Seattle Asian Art Museum (Seattle, Washington)

Up and down the West Coast of North America, Asian influence abounds, presenting countless opportunities to indulge in cultures from across the Pacific. From creating Japanese origami in Balbao Park in San Diego to strolling through outstanding Chinese gardens in Portland, Oregon, and Vancouver, British Columbia, to exploring the Russian village of Sitka, Alaska, the world’s largest continent has left indelible marks all over the Canadian and U.S. shores.

Vishnu statue, Seattle Asian Art Museum

This Indian sculpture of Vishnu is 1,000 years old.

One place that encapsulates nearly the entire continent is the Seattle Asian Art Museum, my destination on yet another rainy day in the Emerald City.

Nestled in the sprawling Volunteer Park, the museum is housed in a striking horizontally oriented 1933 Art Deco building—a designated Seattle landmark that was added to the National Register of Historic Places in 2016. Flowerboxes, patches of green, and a few sculptures occupy the expansive terrace before it, which also affords a view of the iconic orange-topped Space Needle peeking over the park’s treetops.

Passing by the two Bactrian camel statues facing each other, I entered the museum, built originally as the home of the Seattle Art Museum until the Asian Art Museum moved in in 1994. After a three-year renovation, restoration, and expansion, the museum reopened in 2020 to showcase the best collection of Asian art in the Pacific Northwest.

Just over a dozen galleries branch off from the central Fuller Garden Court. Organized by themes such as clothing, literature, nature, birth and death, and worship, rather than by geography, the galleries showcase an impressive collection of historic and contemporary art from China, India, Iran, Japan, Korea, Turkey, the Himalayan region, Southeast Asia, and the Asian Pacific islands.

Guardian, Seattle Asian Art Museum

Dating from the Ming dynasty, the Guardian keeps an eye on things.

That diversity ensures that you can view everything from Buddhas sitting in the lotus position created centuries ago in multiple countries to the Japanese Flower Ball from 2002, with emoji smiley faces in the center of colorfully petaled flowers.

As I strolled around the museum, I was treated to 19th-century Korean wedding robes and a 20th-century headdress from Borneo, a Vietnamese vase from the 15th century, Japanese kakemonos, and the 14th-century Nepalese copper Indra (Lord of Storms).

Some of the objects soon began to attract my attention more powerfully, such as the 11th-century Indian sculpture of the Hindu god Vishnu that takes an anthropomorphic form: a wild boar head topping a human body.
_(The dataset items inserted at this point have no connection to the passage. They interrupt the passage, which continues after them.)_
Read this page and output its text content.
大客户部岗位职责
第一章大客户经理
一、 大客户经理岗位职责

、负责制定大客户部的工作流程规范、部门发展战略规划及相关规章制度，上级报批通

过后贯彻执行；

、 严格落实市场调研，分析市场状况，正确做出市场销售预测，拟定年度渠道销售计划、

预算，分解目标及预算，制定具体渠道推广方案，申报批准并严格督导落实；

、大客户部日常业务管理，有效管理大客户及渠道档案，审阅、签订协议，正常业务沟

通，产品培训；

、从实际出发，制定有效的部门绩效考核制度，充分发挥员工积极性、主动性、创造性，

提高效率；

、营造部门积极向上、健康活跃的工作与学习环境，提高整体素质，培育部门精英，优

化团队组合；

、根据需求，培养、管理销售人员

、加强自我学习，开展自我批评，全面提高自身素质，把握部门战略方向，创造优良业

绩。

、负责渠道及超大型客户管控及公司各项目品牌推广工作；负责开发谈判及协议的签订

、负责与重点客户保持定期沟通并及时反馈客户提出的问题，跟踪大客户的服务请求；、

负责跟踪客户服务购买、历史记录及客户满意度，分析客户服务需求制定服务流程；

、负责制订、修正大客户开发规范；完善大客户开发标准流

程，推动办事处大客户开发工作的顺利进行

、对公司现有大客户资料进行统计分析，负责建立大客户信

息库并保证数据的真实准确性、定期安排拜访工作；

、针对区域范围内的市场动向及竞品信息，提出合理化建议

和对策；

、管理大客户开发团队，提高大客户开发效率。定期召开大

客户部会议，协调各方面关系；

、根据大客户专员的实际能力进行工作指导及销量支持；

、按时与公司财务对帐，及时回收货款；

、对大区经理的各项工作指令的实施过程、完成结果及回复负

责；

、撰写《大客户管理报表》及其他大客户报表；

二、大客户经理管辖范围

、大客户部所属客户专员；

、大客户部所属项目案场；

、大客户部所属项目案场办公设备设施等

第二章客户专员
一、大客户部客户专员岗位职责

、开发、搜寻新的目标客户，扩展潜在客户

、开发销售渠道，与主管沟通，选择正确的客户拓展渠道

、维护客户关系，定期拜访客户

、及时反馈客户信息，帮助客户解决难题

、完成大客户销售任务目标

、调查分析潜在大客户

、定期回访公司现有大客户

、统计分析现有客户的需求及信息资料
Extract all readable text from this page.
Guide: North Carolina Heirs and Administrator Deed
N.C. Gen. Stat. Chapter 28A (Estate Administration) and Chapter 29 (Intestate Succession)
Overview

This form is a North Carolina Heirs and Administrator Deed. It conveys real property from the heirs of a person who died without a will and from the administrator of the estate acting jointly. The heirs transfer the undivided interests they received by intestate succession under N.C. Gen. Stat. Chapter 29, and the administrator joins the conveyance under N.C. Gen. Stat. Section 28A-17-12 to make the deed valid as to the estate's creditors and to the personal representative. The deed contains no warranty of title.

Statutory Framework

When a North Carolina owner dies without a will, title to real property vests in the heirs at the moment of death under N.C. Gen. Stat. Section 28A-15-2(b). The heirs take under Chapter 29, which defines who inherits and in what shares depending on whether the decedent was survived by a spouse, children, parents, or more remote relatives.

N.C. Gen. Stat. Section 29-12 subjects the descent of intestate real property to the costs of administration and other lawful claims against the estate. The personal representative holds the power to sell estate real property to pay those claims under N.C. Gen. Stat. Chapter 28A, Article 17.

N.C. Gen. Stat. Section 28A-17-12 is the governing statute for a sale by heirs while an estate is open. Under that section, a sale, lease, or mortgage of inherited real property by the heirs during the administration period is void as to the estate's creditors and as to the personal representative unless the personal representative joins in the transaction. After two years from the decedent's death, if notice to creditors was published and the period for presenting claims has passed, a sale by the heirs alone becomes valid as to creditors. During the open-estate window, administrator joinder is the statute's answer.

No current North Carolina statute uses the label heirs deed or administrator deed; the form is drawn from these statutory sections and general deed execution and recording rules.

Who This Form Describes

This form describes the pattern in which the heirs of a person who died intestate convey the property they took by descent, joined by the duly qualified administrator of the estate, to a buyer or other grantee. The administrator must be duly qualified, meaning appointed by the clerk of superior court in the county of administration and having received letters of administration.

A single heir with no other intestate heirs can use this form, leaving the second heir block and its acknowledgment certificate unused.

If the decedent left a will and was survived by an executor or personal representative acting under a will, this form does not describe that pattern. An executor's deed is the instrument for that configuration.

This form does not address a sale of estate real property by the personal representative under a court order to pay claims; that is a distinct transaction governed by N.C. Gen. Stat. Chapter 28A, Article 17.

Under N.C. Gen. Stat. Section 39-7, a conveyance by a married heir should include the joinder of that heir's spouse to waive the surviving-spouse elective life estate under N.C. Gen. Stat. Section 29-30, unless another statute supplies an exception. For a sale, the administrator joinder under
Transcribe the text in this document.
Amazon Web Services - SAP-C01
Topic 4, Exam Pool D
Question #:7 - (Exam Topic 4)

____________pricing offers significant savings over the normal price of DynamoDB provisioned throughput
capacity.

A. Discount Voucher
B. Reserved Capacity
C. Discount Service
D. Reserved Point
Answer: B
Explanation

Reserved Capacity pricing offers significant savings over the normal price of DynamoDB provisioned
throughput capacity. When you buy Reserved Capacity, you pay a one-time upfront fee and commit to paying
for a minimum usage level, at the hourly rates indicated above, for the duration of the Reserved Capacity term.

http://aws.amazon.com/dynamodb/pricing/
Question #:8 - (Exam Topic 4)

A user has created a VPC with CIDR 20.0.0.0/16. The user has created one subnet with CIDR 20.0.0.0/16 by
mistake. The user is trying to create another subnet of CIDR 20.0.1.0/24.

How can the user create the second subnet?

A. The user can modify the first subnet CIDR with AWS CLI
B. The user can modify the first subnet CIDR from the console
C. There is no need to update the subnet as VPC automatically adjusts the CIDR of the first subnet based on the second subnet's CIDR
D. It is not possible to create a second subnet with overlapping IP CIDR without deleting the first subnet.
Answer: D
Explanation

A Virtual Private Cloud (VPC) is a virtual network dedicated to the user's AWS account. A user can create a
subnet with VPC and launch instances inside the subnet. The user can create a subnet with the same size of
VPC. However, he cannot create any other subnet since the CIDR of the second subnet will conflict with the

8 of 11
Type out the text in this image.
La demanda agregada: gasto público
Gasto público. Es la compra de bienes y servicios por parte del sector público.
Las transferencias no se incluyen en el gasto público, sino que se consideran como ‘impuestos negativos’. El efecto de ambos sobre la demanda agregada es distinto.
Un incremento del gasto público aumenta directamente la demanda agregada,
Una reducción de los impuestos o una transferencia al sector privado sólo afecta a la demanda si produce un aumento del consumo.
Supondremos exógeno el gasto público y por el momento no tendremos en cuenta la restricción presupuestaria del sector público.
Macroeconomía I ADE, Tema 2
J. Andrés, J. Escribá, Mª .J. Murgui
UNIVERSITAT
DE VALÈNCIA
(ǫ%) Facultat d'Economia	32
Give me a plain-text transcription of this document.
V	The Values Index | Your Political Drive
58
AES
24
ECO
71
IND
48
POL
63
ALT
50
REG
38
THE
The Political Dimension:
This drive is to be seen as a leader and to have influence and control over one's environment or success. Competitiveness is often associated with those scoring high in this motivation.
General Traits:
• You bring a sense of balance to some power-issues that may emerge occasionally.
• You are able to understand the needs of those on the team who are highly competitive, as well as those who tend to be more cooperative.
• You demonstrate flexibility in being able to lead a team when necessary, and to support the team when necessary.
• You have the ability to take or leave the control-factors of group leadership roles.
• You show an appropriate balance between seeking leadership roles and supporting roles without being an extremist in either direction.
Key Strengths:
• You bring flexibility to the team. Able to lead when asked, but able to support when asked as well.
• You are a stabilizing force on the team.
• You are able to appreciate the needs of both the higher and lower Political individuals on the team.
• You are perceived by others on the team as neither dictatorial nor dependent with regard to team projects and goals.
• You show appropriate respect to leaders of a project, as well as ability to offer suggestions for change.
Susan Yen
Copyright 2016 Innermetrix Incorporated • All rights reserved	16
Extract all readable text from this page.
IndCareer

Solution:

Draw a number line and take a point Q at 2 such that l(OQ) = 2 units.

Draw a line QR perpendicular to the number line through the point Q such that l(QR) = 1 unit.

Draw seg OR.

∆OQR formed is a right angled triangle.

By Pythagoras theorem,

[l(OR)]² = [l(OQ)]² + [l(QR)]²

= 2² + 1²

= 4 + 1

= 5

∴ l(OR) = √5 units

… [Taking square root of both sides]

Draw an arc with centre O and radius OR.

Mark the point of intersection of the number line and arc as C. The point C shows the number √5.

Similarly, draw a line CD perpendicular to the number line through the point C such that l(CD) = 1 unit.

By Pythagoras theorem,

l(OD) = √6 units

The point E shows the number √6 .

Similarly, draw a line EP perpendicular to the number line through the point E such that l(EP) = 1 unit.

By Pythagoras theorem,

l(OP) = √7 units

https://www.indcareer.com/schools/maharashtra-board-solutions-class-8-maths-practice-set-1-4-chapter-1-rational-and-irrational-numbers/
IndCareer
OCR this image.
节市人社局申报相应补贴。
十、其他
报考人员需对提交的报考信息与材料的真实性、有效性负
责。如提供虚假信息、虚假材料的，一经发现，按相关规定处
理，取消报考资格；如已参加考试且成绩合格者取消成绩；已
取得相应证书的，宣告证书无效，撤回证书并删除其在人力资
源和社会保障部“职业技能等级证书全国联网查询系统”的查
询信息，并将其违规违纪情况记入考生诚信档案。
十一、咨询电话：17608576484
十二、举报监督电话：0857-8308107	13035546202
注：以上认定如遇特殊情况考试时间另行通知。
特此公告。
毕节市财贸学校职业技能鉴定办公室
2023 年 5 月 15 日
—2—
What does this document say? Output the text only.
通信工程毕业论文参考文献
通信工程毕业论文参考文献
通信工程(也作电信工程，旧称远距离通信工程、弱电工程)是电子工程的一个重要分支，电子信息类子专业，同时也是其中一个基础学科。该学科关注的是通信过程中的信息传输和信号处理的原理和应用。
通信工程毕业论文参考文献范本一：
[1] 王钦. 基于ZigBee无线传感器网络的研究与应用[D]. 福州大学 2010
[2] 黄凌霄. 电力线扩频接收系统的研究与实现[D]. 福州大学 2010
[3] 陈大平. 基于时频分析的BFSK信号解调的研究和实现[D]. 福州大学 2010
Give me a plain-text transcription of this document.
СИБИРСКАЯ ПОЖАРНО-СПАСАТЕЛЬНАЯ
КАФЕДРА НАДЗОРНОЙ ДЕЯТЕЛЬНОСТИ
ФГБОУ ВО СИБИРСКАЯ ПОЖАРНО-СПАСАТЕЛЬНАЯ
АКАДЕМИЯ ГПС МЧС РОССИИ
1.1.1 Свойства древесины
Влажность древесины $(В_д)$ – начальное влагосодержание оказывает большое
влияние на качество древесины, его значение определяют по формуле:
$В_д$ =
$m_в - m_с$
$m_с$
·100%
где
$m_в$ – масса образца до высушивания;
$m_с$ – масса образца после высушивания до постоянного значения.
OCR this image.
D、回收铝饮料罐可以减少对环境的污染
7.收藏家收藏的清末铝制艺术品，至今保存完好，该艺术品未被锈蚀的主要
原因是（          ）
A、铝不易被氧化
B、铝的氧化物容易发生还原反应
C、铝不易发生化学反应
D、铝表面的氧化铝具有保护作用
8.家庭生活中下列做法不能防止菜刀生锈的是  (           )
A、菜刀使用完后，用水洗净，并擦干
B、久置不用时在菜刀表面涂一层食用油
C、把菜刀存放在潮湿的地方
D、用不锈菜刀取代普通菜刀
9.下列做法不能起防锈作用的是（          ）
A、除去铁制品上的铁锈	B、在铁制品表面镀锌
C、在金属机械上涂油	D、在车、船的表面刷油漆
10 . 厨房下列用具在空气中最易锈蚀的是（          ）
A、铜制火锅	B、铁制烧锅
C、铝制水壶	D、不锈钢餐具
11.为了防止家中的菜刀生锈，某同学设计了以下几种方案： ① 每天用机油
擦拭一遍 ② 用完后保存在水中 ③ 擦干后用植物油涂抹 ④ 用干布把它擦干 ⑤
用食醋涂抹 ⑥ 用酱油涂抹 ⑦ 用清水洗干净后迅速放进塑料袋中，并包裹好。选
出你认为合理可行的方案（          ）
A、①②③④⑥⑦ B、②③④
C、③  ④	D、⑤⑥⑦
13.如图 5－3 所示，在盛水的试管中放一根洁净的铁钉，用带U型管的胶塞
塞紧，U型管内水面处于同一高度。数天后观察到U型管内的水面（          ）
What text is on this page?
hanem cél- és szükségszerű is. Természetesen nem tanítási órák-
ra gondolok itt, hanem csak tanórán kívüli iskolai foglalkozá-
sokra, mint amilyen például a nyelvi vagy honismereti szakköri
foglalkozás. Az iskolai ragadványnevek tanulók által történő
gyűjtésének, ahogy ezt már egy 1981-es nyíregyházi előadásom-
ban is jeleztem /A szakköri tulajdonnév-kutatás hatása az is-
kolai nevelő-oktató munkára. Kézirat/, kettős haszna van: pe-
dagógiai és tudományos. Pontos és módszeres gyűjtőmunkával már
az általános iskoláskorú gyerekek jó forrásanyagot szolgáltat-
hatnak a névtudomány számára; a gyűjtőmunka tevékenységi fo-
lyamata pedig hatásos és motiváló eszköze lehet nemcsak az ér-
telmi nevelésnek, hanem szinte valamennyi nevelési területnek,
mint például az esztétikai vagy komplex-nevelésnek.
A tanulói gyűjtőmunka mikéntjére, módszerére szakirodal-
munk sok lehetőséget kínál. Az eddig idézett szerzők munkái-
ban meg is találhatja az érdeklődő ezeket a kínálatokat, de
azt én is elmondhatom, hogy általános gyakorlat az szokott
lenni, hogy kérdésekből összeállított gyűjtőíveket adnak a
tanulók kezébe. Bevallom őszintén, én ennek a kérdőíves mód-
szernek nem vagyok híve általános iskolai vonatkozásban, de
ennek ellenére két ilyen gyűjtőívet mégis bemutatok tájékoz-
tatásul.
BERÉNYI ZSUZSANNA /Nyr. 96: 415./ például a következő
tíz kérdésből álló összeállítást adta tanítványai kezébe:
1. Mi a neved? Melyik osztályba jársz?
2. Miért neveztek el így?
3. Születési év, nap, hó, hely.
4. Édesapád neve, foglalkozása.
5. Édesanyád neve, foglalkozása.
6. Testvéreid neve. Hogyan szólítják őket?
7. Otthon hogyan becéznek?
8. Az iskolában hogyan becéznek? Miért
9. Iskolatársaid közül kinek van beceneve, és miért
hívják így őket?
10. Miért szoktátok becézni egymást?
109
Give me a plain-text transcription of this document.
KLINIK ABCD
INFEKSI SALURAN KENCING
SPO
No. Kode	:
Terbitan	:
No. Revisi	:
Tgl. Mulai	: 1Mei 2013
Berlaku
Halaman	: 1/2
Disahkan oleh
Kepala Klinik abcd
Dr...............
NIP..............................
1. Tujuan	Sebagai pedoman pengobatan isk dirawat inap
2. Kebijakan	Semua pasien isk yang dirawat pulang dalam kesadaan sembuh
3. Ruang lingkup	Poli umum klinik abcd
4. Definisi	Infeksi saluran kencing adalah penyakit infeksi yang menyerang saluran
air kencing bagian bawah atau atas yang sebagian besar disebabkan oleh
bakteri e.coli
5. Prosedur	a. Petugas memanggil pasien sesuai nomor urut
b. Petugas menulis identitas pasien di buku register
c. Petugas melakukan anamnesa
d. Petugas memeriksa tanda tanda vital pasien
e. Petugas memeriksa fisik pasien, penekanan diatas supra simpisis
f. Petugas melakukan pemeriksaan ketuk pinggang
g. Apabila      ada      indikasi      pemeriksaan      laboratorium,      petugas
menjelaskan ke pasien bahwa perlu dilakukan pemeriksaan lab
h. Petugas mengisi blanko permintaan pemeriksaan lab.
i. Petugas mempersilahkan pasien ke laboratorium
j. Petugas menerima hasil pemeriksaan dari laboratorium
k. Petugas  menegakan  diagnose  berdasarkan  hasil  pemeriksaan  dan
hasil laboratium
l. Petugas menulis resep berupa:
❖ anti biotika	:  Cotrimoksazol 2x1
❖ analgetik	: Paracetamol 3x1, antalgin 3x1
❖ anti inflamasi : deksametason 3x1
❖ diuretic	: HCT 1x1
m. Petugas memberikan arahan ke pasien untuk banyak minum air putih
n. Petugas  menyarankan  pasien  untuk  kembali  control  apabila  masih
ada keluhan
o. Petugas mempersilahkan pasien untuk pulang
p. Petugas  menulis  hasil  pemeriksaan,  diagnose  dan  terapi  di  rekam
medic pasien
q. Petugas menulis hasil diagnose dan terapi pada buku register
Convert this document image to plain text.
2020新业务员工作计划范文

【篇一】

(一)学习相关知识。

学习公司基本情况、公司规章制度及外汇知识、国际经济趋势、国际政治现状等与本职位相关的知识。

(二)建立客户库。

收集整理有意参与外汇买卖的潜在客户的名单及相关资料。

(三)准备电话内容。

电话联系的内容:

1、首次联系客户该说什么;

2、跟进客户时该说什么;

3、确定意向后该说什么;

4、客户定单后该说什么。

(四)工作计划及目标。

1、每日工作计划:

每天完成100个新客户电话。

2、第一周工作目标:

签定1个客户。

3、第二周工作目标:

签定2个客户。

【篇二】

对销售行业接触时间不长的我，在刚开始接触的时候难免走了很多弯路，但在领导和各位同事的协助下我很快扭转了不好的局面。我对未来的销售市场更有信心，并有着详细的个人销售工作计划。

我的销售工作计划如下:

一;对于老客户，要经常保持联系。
An 11th-century sandstone sculpture of Mahavira, the sixth-century Jain ascetic who taught that one must follow the ways of non-violence, non-attachment, non-stealing, truth, and chastity in order to achieve spiritual liberation, is surrounded by other tirthankaras (saviors and spiritual teachers), topped with a pair of smiling elephants, and rests on a pedestal supported by two lions with their tongues dangling out of their mouths.

Guardian, a gilded bronze and pearl statue from the Chinese Ming dynasty, is both a fine and fierce piece of art, from the guardian’s elaborate crown to his footwear, which could almost pass for modern sneakers with two-inch soles.

Snuff bottle, Seattle Asian Art Museum

A highly detailed snuff bottle of enamel, brass, silver, and gilt.

I particularly enjoyed the collection of Chinese snuff bottles, perhaps my favorite part of the museum’s collection. These tiny vessels, just a couple of inches tall, were originally produced during the Qing dynasty for the emperor and his inner court to store and tote around powdered tobacco. They come in all forms, from cylindrical to double gourds to those shaped like elephants or oxen. Their materials range from amber, brass, and enamel to copper, glass, and porcelain. I marveled at the exquisite details that attest to the pain-staking efforts artists like the early 20th-century Ma Shaoxuan took to produce such fragile yet durable and practical pieces of art. Every pine needle, every fold in a sage’s robe, every dragon scale, every feather of a bird painted on the bottles is so clearly defined that I wondered how many of these artisans lost their eyesight from such a fine and laborious task. And I was more appreciative than ever that I still had mine to enjoy these treasures.